Apache Spark 3.0 introduced the following resources to expose metrics:
-
PrometheusServlet
SPARK-29032 which makes the Master/Worker/Driver nodes expose metrics in a Prometheus format (in addition to JSON) at the existing ports, i.e. 8080/8081/4040. -
PrometheusResource
SPARK-29064/SPARK-29400 which export metrics of all executors at the driver. Enabled byspark.ui.prometheus.enabled
(default:false
)
Those features are more convinent than the agent approach that requires a port to be open (which may not be possible).
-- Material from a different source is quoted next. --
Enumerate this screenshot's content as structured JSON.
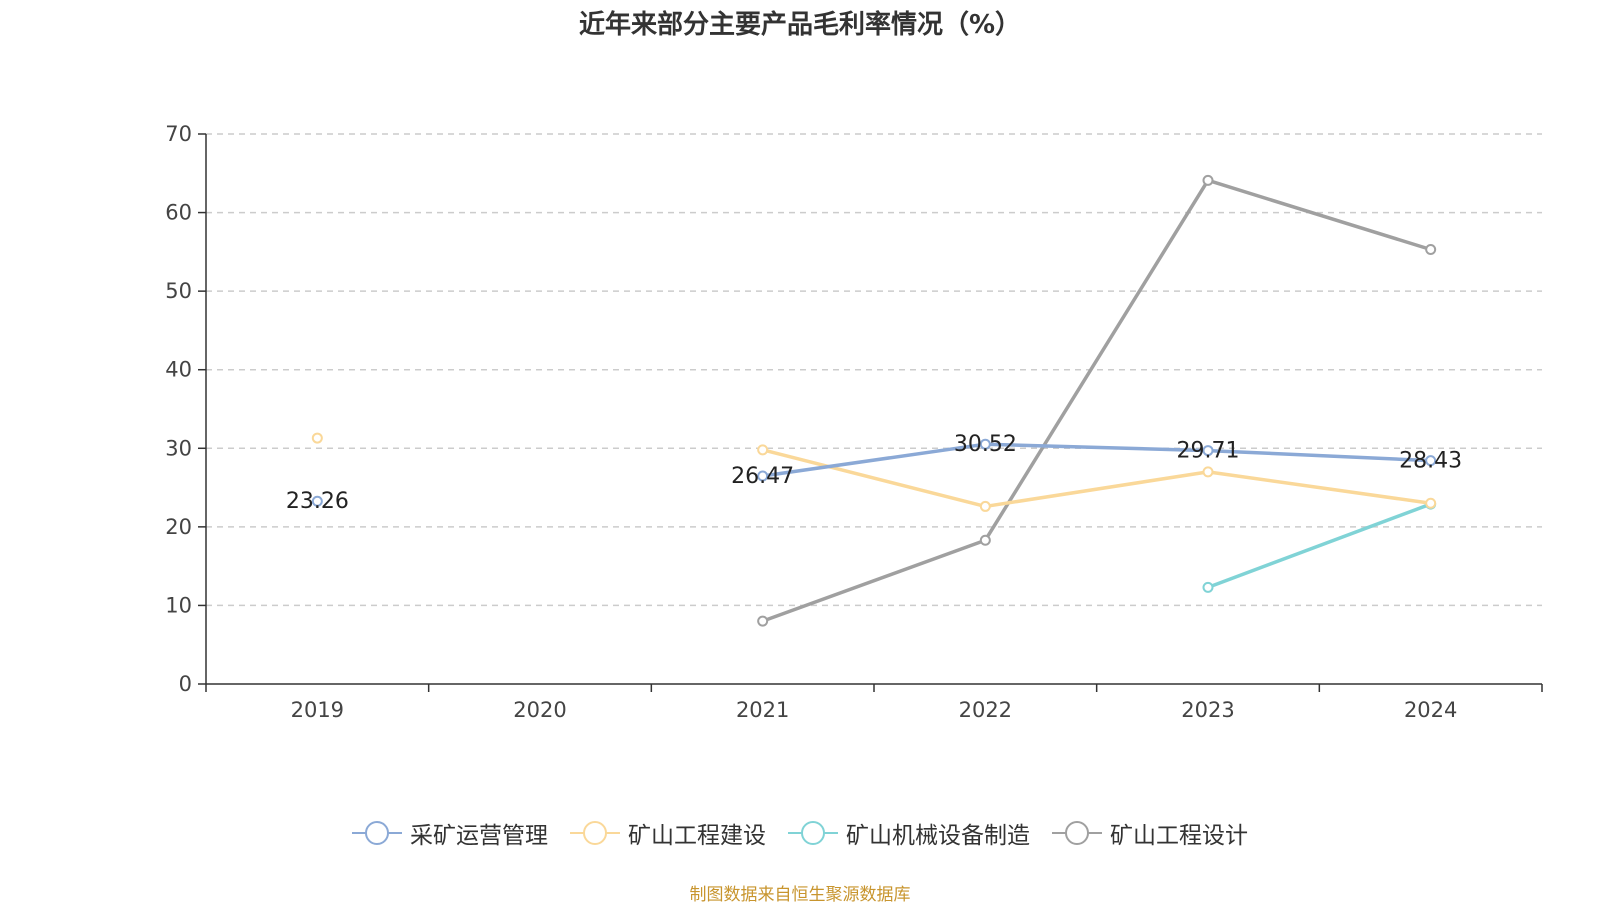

The following tables summaries the new exposed endpoints for each node:
Port | Prometheus Endpoint | JSON Endpoint | |
---|---|---|---|
Driver | 4040 | /metrics/prometheus/ | /metrics/json/ |
Driver | 4040 | /metrics/executors/prometheus/ | /api/v1/applications/{id}/executors/ |
Worker | 8081 | /metrics/prometheus/ | /metrics/json/ |
Master | 8080 | /metrics/master/prometheus/ | /metrics/master/json/ |
Master | 8080 | /metrics/applications/prometheus/ | /metrics/applications/json/ |
Copy $SPARK_HOME/conf/metrics.properties.template
into $SPARK_HOME/conf/metrics.properties
and add/uncomment the following lines (they should at the end of the template file):
*.sink.prometheusServlet.class=org.apache.spark.metrics.sink.PrometheusServlet
*.sink.prometheusServlet.path=/metrics/prometheus
master.sink.prometheusServlet.path=/metrics/master/prometheus
applications.sink.prometheusServlet.path=/metrics/applications/prometheus
Create new a application using spark-shell
and add java-agent(jmx-exporter) to it (client mode).
bin/spark-shell \
--master spark://spark:7077 \
--conf "spark.driver.extraJavaOptions=-javaagent:jars/jmx_prometheus_javaagent-0.20.0.jar=9393:conf/jmx_config.yml"
Or sending a application using spark-submit
.
./spark-submit \
... \
--conf spark.driver.extraJavaOptions=-javaagent:$SPARK_HOME/jars/jmx_prometheus_javaagent.jar=9091:$SPARK_HOME/conf/prometheus-config.yml \
...
A string of extra JVM options to pass to the driver. This is intended to be set by users. For instance, GC settings or other logging. Note that it is illegal to set maximum heap size (-Xmx) settings with this option. Maximum heap size settings can be set with spark.driver.memory in the cluster mode and through the --driver-memory command line option in the client mode. Note: In client mode, this config must not be set through the SparkConf directly in your application, because the driver JVM has already started at that point. Instead, please set this through the --driver-java-options command line option or in your default properties file. spark.driver.defaultJavaOptions will be prepended to this configuration.